Therapeutic Disclosure: How it Helps His and Her Recoveries, and the Relationship Recovery

Therapeutic disclosure accomplishes several worthy and necessary tasks for the addict, the betrayed spouse and the relationship itself.

 

For the addicted person/betrayer:
  • It helps get them out of denial by getting it all out with a compassionate counselor who does not judge, and helps to transform toxic shame into healthy remorse. The addict gets to see the depth and breadth of his behavior and the resulting consequences all in one place, which helps get him out of denial that “it doesn't affect anyone but me”.
  • He is able to convert toxic shame (I'm a bad person) to healthy guilt/remorse (my actions and behaviors were harmful and I can change). Shame drives a person deeper into secrecy and addiction, guilt and remorse inspires a heart change.
  • He has an experience of total, complete honesty, and release the stress of “hiding” secrets. He gets relief from constantly working to hide the truth.
  • He experiences complete vulnerability with his spouse, in a safe space with a therapist present to protect both people. He has true emotional intimacy – and see that's not a scary thing.
For the spouse:
  • She gets truth, so she can base her decision to stay or go, on real information. Deception can hurt more than the sexual behavior, SA's don't understand this, unless they are educated about that.
  • She can base her healthcare on this information (re: STD's).
  • She gets to validate that her suspicions, or gut, was right, and that she wasn't imagining things, and she wasn't crazy.
  • She knows what she's forgiving.
  • She gets complete honesty, vulnerability and true emotional intimacy from her spouse, probably for the first time in the relationship.
  • She gets to see her spouse, “for better or worse” and “in sickness and in health.”
  • She should get to hear his recovery and relapse plan, so she can be apprised of his recovery efforts, and gauge whether he's seriously adopting a recovery lifestyle and becoming a safe person. – If his disclosure includes trauma, neglect or abuse as the cause of his addiction, she gets an opportunity to develop empathy for the pain he was medicating in the first place, and can see it as a disease, and not something “done to her.”
For the relationship:
  • They get to go from this point forward together, and put in pin the map calling it the “unhealthy past” and the future, “the healthy future”.
  • From this point forward, they can recover “together” and instead of “me versus his sexual behavior” it's “us versus addiction and trauma.”

While it may “hurt” to rip that band aid of lies off, if done correctly, and with the right amount of detail – not too much, not too little, and with him completely owning his behavior, and not defending or blaming, or minimizing, it's necessary to healing and does not “harm” if done according to therapeutic standards (both parties are prepared well.)

 

Personally, it was a very healing experience for me. I was able to see my husband in a new light, more real, more vulnerable, more hurting, way, but also as someone brave, to tell his embarrassing truth.

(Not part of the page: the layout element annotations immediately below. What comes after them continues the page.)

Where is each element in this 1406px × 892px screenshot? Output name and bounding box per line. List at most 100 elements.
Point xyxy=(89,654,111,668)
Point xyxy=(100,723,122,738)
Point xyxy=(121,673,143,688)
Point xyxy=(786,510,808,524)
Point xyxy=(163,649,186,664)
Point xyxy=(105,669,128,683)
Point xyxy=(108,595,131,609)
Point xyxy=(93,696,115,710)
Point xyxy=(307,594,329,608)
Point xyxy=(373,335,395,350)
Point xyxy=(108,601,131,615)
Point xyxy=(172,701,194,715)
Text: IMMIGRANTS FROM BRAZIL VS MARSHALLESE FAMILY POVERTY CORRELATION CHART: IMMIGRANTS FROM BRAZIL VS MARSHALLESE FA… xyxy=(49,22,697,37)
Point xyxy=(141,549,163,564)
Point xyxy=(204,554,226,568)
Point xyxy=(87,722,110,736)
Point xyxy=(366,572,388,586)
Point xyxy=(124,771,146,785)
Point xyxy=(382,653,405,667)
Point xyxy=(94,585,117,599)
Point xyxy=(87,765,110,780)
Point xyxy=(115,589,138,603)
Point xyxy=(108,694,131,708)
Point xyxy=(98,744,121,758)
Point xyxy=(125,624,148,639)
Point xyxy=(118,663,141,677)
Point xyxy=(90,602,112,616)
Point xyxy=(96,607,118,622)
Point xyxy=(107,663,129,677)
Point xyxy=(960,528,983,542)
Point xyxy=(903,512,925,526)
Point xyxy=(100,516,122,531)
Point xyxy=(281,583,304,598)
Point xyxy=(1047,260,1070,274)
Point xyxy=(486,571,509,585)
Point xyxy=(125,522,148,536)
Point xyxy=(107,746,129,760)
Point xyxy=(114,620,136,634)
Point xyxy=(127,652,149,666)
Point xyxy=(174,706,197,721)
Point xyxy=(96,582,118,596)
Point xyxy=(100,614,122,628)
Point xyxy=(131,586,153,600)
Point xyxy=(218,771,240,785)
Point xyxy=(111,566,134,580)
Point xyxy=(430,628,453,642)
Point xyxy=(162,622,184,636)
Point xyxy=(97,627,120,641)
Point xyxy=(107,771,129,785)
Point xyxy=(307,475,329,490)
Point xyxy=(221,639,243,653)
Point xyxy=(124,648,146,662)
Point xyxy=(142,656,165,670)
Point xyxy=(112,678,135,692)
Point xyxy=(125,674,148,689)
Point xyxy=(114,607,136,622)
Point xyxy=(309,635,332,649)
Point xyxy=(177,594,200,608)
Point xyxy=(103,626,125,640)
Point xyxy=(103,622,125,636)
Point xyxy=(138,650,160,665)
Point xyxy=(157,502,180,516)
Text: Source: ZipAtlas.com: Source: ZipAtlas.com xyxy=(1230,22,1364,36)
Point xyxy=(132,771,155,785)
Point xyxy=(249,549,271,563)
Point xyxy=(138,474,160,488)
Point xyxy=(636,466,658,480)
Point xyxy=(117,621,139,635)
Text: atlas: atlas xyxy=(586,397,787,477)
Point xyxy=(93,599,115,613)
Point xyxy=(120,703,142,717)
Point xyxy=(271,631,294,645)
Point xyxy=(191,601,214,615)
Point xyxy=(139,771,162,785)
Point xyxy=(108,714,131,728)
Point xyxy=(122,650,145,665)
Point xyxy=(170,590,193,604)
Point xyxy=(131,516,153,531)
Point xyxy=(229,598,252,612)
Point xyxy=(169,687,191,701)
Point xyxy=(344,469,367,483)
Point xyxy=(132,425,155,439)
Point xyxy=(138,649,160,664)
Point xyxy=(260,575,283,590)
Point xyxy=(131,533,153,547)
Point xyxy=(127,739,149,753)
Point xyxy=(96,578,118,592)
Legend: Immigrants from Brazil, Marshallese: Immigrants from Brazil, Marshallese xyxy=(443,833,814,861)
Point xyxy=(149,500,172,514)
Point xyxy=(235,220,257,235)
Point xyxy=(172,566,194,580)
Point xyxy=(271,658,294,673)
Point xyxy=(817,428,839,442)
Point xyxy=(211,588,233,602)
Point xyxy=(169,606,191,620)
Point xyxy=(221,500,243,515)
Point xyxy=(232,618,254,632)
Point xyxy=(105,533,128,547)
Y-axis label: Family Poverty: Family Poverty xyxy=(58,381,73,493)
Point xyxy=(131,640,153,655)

This is part of a 4 part process:
  • Full Therapeutic Disclosure
  • Impact letter (by partner),
  • Restitution letter (by recovering addicted person),
  • Response to restitution (by partner, if desired).

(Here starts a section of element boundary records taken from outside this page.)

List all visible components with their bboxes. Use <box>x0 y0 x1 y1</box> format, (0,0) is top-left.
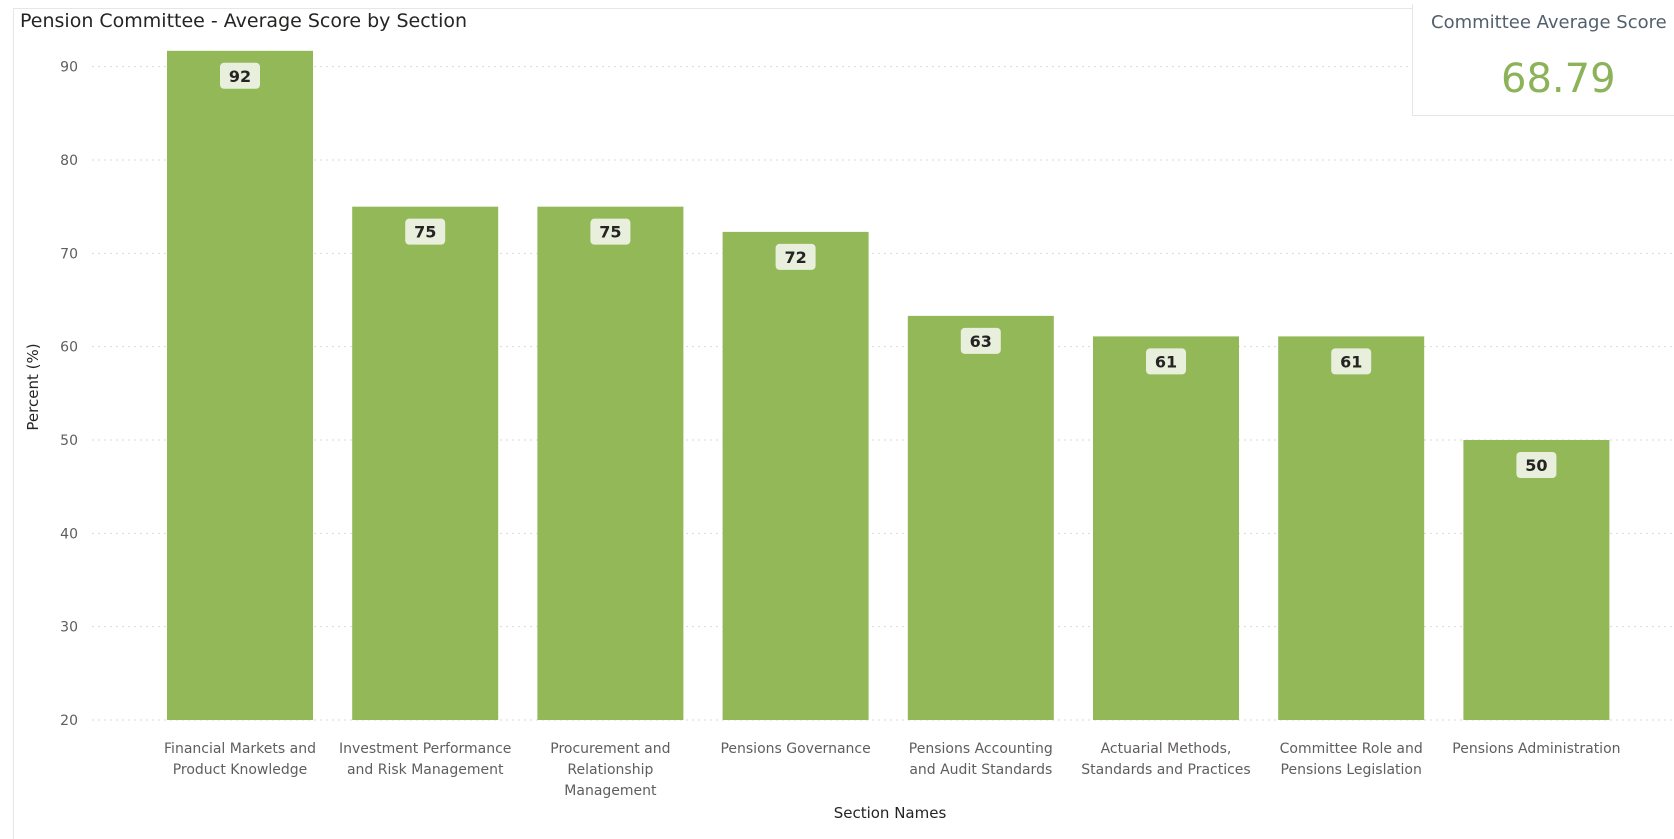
y-axis-ticks: 20 30 40 50 60 70 80 90 <box>60 60 78 729</box>
data-label: 72 <box>784 248 806 267</box>
visual-frame <box>13 8 1674 839</box>
bars[interactable] <box>167 50 1610 721</box>
data-label: 61 <box>1155 352 1177 371</box>
data-label-box <box>960 327 1001 354</box>
x-axis-categories: Financial Markets and Product Knowledge In… <box>164 741 1621 799</box>
bar[interactable] <box>907 315 1054 720</box>
x-category-label: and Risk Management <box>347 762 504 778</box>
data-label: 75 <box>414 223 436 242</box>
x-category-label: Pensions Administration <box>1452 741 1620 757</box>
x-category-label: Pensions Accounting <box>909 741 1053 757</box>
x-category-label: Committee Role and <box>1280 741 1423 757</box>
bar[interactable] <box>352 206 499 720</box>
chart-title: Pension Committee - Average Score by Sec… <box>20 10 468 32</box>
gridlines <box>92 66 1674 721</box>
card-title: Committee Average Score <box>1431 12 1667 33</box>
y-tick-label: 60 <box>60 340 78 356</box>
data-label: 75 <box>599 223 621 242</box>
card-value: 68.79 <box>1501 56 1616 102</box>
y-tick-label: 80 <box>60 153 78 169</box>
y-tick-label: 70 <box>60 246 78 262</box>
x-category-label: Relationship <box>567 762 653 778</box>
data-label: 61 <box>1340 352 1362 371</box>
x-category-label: and Audit Standards <box>909 762 1052 778</box>
data-label: 50 <box>1525 456 1547 475</box>
committee-average-card: Committee Average Score 68.79 <box>1412 4 1674 116</box>
data-label-box <box>590 218 631 245</box>
data-labels: 92 75 75 72 63 61 61 50 <box>220 62 1557 479</box>
y-tick-label: 90 <box>60 60 78 76</box>
bar[interactable] <box>1278 336 1425 720</box>
data-label: 92 <box>229 67 251 86</box>
data-label-box <box>1331 348 1372 375</box>
bar[interactable] <box>1093 336 1239 720</box>
y-tick-label: 30 <box>60 620 78 636</box>
bar-chart[interactable]: 20 30 40 50 60 70 80 90 92 75 75 72 63 61 61 50 Financ… <box>0 0 1674 821</box>
x-category-label: Actuarial Methods, <box>1101 741 1232 757</box>
data-label-box <box>220 62 260 89</box>
data-label-box <box>405 218 446 245</box>
x-category-label: Financial Markets and <box>164 741 316 757</box>
x-category-label: Product Knowledge <box>173 762 308 778</box>
x-category-label: Pensions Legislation <box>1281 762 1422 778</box>
y-tick-label: 40 <box>60 526 78 542</box>
bar[interactable] <box>1463 440 1610 720</box>
x-category-label: Investment Performance <box>339 741 511 757</box>
x-category-label: Management <box>564 783 657 799</box>
data-label-box <box>775 243 816 270</box>
x-category-label: Procurement and <box>550 741 670 757</box>
y-tick-label: 50 <box>60 433 78 449</box>
y-axis-title: Percent (%) <box>24 343 42 430</box>
x-category-label: Pensions Governance <box>720 741 870 757</box>
x-axis-title: Section Names <box>834 804 947 821</box>
bar[interactable] <box>537 206 684 720</box>
data-label: 63 <box>970 332 992 351</box>
bar[interactable] <box>167 50 313 721</box>
data-label-box <box>1516 452 1557 479</box>
bar[interactable] <box>722 231 869 720</box>
data-label-box <box>1146 348 1186 375</box>
x-category-label: Standards and Practices <box>1081 762 1250 778</box>
y-tick-label: 20 <box>60 713 78 729</box>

FTD is pivotal to get this whole process of marital healing and trust rebuilding started, but my impact letter (writing and reading) can be equally important.
Every step of this delicate process should be under the guidance and support of individual therapists trained in sex addiction and partner sensitive betrayal trauma recovery.

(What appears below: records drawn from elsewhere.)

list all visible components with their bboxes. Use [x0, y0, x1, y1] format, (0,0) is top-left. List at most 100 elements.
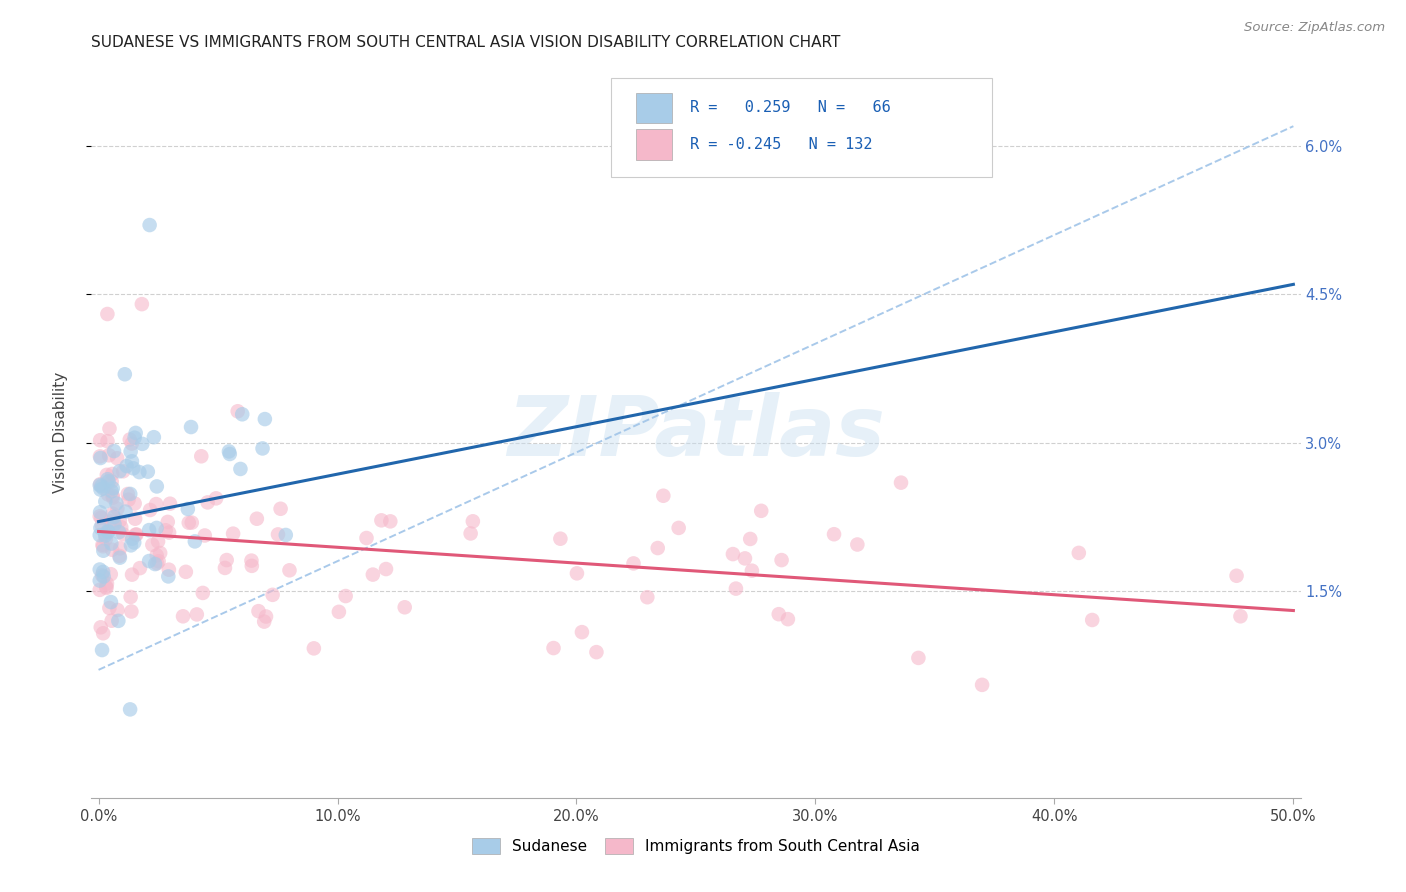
Point [253, 615, 276, 629]
Point [776, 612, 799, 626]
Point [98, 515, 121, 529]
Point [177, 502, 200, 516]
Point [90, 620, 112, 634]
Point [724, 582, 747, 596]
Point [96, 576, 118, 591]
Point [97, 525, 120, 540]
Point [110, 520, 132, 534]
Point [91, 565, 114, 579]
Text: R =   0.259   N =   66: R = 0.259 N = 66 [690, 101, 890, 115]
Point [96, 434, 118, 449]
Point [120, 444, 142, 458]
Point [636, 591, 658, 605]
Point [97, 487, 120, 501]
Point [118, 433, 141, 447]
Point [370, 513, 392, 527]
Point [180, 420, 202, 434]
Point [131, 297, 153, 311]
Point [101, 517, 124, 532]
Point [101, 489, 124, 503]
Point [108, 514, 131, 528]
Point [229, 462, 252, 476]
Point [380, 514, 402, 528]
Point [105, 496, 128, 510]
Point [550, 532, 572, 546]
Point [155, 523, 177, 537]
Point [138, 218, 160, 232]
Point [143, 557, 166, 571]
Point [89, 528, 111, 542]
Point [117, 492, 139, 507]
Point [1229, 609, 1251, 624]
Point [335, 589, 357, 603]
Point [96, 581, 118, 595]
Point [184, 534, 207, 549]
Point [623, 557, 645, 571]
Point [1081, 613, 1104, 627]
Point [103, 517, 125, 532]
Point [100, 475, 122, 489]
Point [121, 436, 143, 450]
Point [89, 509, 111, 524]
Point [145, 521, 167, 535]
Point [97, 524, 120, 538]
Point [94, 494, 117, 508]
Point [328, 605, 350, 619]
Point [215, 553, 238, 567]
Point [89, 582, 111, 597]
Point [120, 590, 142, 604]
Point [252, 442, 274, 456]
Point [103, 510, 125, 524]
Point [120, 605, 142, 619]
Point [89, 477, 111, 491]
Point [100, 614, 122, 628]
Point [103, 444, 125, 458]
Point [139, 503, 162, 517]
Point [91, 539, 114, 553]
Point [124, 512, 146, 526]
Point [1067, 546, 1090, 560]
Point [138, 554, 160, 568]
Point [274, 528, 297, 542]
Point [177, 516, 200, 530]
Point [741, 564, 763, 578]
Point [105, 451, 128, 466]
Point [108, 541, 131, 556]
Point [108, 525, 131, 540]
Point [100, 567, 122, 582]
Point [120, 538, 142, 552]
Point [94, 526, 117, 541]
Point [98, 448, 121, 462]
Point [128, 465, 150, 479]
Point [96, 467, 118, 482]
Point [972, 678, 994, 692]
Point [149, 546, 172, 560]
Point [197, 495, 219, 509]
Point [112, 527, 135, 541]
Point [115, 459, 138, 474]
Point [146, 534, 169, 549]
Point [129, 561, 152, 575]
Point [93, 543, 115, 558]
Point [460, 526, 482, 541]
Point [100, 484, 122, 499]
Point [101, 491, 124, 505]
Point [222, 526, 245, 541]
Point [89, 562, 111, 576]
Point [218, 447, 240, 461]
Point [89, 478, 111, 492]
Point [114, 368, 136, 382]
Point [89, 521, 111, 535]
Point [148, 554, 170, 568]
Point [770, 553, 793, 567]
Point [117, 487, 139, 501]
Point [267, 527, 290, 541]
Point [124, 431, 146, 445]
Point [97, 475, 120, 489]
Point [141, 538, 163, 552]
Point [146, 479, 169, 493]
Point [240, 558, 263, 573]
Point [101, 467, 124, 481]
Point [218, 444, 240, 458]
Point [94, 532, 117, 546]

When FTD isn't recommended immediately, and what you can do as the betrayed partner:

There are situations where working on the disclosure immediately isn't recommended, when sobriety hasn't been achieved, or there are other “comorbidities” – i.e., other underlying conditions such as personality disorders, cognitive disorders, trauma related disorders, other addictions, that prevent the sexually addicted person (or the betrayed spouse) from fully and authentically participating in a disclosure to the therapist, and subsequently to the betrayed spouse.

That shouldn't prevent you from receiving answers to specific questions that could affect yours or your children's safety in terms of health or finances, or legal issues, or might affect your decisions about, “deal breakers” for staying in the relationship. You might not get a full detailed disclosure, but you deserve to know if there was physical cheating, arrests, STD's, blackmail, minor activity, etc. You don't have to wait, to get certain questions answered. You can work with your own betrayal trauma informed therapist to develop those questions, and have them provide those questions to the sexually addicted spouse's therapist and provide you with answers in a therapeutic environment.